Selon la Présidence de la RDC, cette rencontre de haut niveau visait à évaluer l’ampleur de la nouvelle flambée épidémique signalée dans les provinces de l’Ituri et du Nord-Kivu, où plusieurs zones de santé sont désormais affectées.
Le ministre de la Santé publique, Roger Kamba, de retour d’Ituri, principal foyer de contamination, a présenté un rapport préliminaire alarmant faisant état de six zones touchées : Mongbwalu et Rwampara, considérées comme les épicentres de l’épidémie, ainsi que Bunia et Nyankunde en Ituri, en plus de Butembo-Katwa et Goma au Nord-Kivu.

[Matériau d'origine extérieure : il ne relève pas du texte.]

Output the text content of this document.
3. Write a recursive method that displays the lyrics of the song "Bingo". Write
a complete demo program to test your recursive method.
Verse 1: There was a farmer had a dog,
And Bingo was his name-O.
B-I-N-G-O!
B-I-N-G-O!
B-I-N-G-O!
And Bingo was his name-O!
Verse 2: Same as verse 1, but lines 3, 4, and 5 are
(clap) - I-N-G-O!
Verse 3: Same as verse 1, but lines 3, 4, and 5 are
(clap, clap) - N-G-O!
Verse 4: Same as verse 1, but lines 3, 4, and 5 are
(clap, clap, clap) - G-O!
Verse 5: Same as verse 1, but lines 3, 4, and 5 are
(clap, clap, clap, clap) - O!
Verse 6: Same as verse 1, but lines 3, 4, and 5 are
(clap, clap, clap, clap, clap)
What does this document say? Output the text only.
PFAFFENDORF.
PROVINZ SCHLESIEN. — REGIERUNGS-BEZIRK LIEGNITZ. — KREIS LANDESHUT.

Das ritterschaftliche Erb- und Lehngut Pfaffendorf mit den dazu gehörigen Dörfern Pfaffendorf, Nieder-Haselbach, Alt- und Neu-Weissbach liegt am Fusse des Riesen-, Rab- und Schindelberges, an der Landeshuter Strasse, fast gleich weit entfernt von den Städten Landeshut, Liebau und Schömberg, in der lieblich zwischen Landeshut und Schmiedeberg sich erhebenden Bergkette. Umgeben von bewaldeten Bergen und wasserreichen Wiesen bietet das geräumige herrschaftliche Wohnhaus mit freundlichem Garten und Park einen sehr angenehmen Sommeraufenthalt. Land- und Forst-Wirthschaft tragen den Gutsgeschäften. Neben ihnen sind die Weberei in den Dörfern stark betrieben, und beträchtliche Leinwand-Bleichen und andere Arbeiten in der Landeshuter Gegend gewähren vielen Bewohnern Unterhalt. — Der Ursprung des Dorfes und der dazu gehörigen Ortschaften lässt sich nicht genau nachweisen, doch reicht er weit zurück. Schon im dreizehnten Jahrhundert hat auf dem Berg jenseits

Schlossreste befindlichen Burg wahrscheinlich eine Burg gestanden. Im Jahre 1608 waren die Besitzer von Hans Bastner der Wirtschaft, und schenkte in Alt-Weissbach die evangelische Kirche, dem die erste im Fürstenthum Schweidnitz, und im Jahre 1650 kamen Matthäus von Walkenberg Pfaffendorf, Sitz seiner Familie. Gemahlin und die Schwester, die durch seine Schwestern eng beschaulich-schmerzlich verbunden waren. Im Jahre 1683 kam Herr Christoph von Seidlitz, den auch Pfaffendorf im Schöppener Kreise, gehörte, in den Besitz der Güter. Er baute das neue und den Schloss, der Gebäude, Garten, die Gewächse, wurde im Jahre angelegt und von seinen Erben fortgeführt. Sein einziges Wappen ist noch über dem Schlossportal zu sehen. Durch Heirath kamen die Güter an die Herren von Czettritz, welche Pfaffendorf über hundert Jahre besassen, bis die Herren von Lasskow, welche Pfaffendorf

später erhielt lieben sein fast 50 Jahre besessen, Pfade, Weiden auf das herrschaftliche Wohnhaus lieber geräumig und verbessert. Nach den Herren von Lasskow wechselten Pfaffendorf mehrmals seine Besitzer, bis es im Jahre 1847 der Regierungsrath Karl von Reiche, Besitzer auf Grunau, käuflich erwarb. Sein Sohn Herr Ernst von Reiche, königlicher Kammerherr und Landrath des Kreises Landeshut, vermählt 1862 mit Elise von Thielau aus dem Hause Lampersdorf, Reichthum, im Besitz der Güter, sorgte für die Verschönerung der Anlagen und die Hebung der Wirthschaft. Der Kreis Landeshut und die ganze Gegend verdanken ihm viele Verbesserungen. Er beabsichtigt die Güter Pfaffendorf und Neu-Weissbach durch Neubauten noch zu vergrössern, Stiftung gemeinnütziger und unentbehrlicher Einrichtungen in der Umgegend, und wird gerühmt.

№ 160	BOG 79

D’après les données communiquées au chef de l’État, 513 cas suspects ont été recensés à ce stade, tandis que 131 décès ont été enregistrés dans les zones concernées. Les autorités sanitaires précisent toutefois que des investigations restent en cours afin de déterminer combien de ces décès sont directement liés au virus Ebola.
Face à cette situation, le président Tshisekedi a ordonné l’activation immédiate de mesures sanitaires d’urgence pour contenir la propagation du virus et renforcer les dispositifs de surveillance épidémiologique dans les provinces affectées. Le chef de l’État a également appelé la population au calme tout en exhortant les habitants au strict respect des mesures barrières.
Présent à cette réunion, le directeur général de l’Institut National de Recherche Biomédicale, le Dr Jean-Jacques Muyembe, a indiqué que les analyses génétiques menées par les chercheurs congolais ont confirmé l’apparition d’une variante Bundibugyo distincte des souches responsables des épidémies de 2007 et 2012.
Selon l’épidémiologiste, cette souche proviendrait directement d’un réservoir animal et ne dispose, à ce jour, d’aucun vaccin ni traitement spécifique homologué. Le gouvernement congolais a néanmoins décidé d’activer les protocoles médicaux et les mécanismes de riposte qui avaient permis à la RDC de maîtriser les précédentes flambées d’Ebola.